25% capital gains tax rate?  Under one interpretation, President Obama is calling for the marginal tax rate on capital gains to be the same as the marginal tax rate on someone earning $50,000 per year.  This would imply a 25% capital gains tax

28% capital gains tax rate?  According to, a Fortune 500 CEO’s executive assistant commands a starting salary of about $100,000.  The marginal tax rate on this salary level is 28%.  So, President Obama might be calling for the capital gains tax rate to get back to its pre-1997 level of 28%

39.6% capital gains tax rate?  President Obama laid out the principal that capital gains should not be taxed any lower than any other tax rate.  If Warren Buffett’s secretary gets a big raise that puts her in a higher tax bracket, President Obama and Mr. Buffett would have the same complaint.  If President Obama means that he wants to tax capital gains as ordinary income (as seems most likely), he would have to raise the rate all the way to 39.6 percent, the level it will be in 2013 and which he has said is the best top rate.

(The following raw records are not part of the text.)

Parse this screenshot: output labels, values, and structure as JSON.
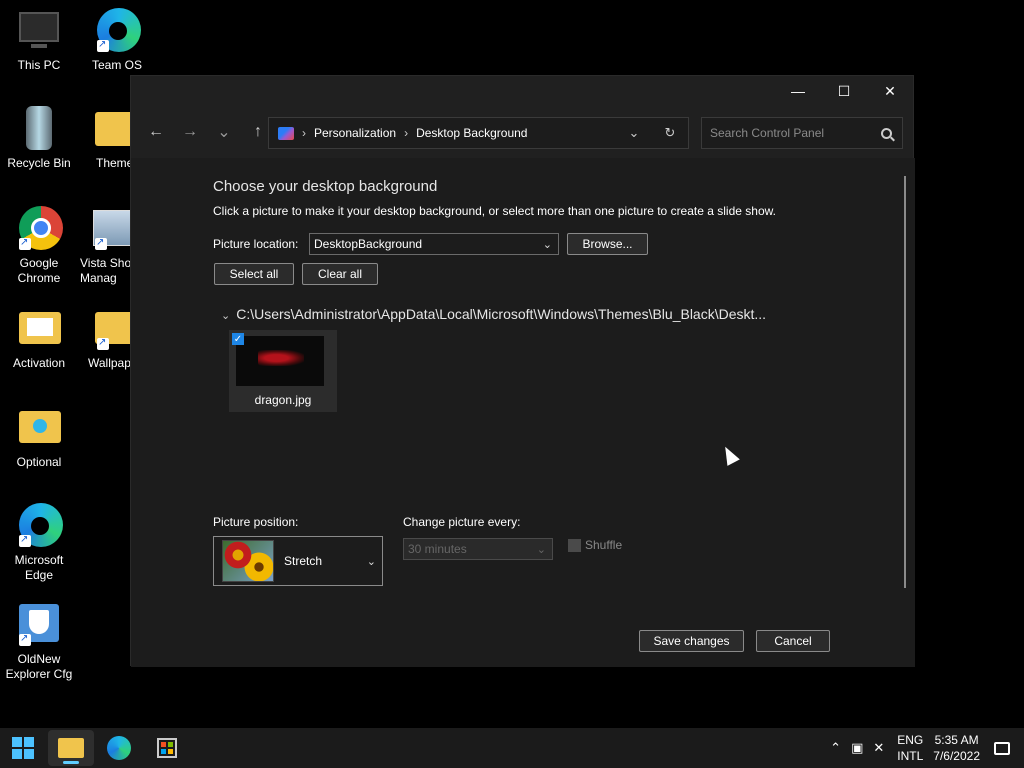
{
  "desktop": {
    "icons": [
      {
        "label": "This PC"
      },
      {
        "label": "Team OS"
      },
      {
        "label": "Recycle Bin"
      },
      {
        "label": "Theme"
      },
      {
        "label": "Google Chrome"
      },
      {
        "label": "Vista Sho Manag"
      },
      {
        "label": "Activation"
      },
      {
        "label": "Wallpap"
      },
      {
        "label": "Optional"
      },
      {
        "label": "Microsoft Edge"
      },
      {
        "label": "OldNew Explorer Cfg"
      }
    ]
  },
  "window": {
    "controls": {
      "minimize": "—",
      "maximize": "☐",
      "close": "✕"
    },
    "nav": {
      "back": "←",
      "forward": "→",
      "recent": "⌄",
      "up": "↑"
    },
    "breadcrumb": [
      "Personalization",
      "Desktop Background"
    ],
    "breadcrumb_sep": "›",
    "address_dropdown": "⌄",
    "refresh": "↻",
    "search_placeholder": "Search Control Panel"
  },
  "content": {
    "title": "Choose your desktop background",
    "subtitle": "Click a picture to make it your desktop background, or select more than one picture to create a slide show.",
    "picture_location_label": "Picture location:",
    "picture_location_value": "DesktopBackground",
    "browse_label": "Browse...",
    "select_all_label": "Select all",
    "clear_all_label": "Clear all",
    "folder_path": "C:\\Users\\Administrator\\AppData\\Local\\Microsoft\\Windows\\Themes\\Blu_Black\\Deskt...",
    "thumbnail": {
      "name": "dragon.jpg",
      "checked": true
    },
    "picture_position_label": "Picture position:",
    "picture_position_value": "Stretch",
    "change_every_label": "Change picture every:",
    "change_every_value": "30 minutes",
    "shuffle_label": "Shuffle",
    "save_label": "Save changes",
    "cancel_label": "Cancel"
  },
  "taskbar": {
    "lang_line1": "ENG",
    "lang_line2": "INTL",
    "time": "5:35 AM",
    "date": "7/6/2022"
  },
  "colors": {
    "accent": "#1e86e6",
    "window_bg": "#1c1c1c",
    "taskbar_bg": "#1b1b1b"
  }
}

President Obama has already raised the capital gains tax rate.  President Obama has endorsed a 20% capital gains marginal rate in his budget.  In addition, Obamacare contains a 3.8% “surtax” on capital gains and other investments starting in 2014.  President Obama went into today’s speech backing a 23.8% capital gains tax rate, and he called for an even higher rate than that.

Raising the capital gains tax rate is a lousy way to “soak the rich.”  In 1986, the capital gains tax was raised from 20 to 28 percent.  Capital gains revenues fell from $53 billion to $34 billion.  By contrast, when the capital gains tax was cut from 28% to 20% in 1997, capital gains tax revenues rose from $79 billion to $89 billion, even at the lower rate.  A similar thing happened in 2003 when the capital gains rate was cut from 20% to 15%–tax revenues from capital gains rose from $51 billion to $73 billion.  If you tax something more, you get less of it; if you tax something less, you get more of it.

What do you think President Obama wants the capital gains tax rate to be?  Will it work to increase tax revenue?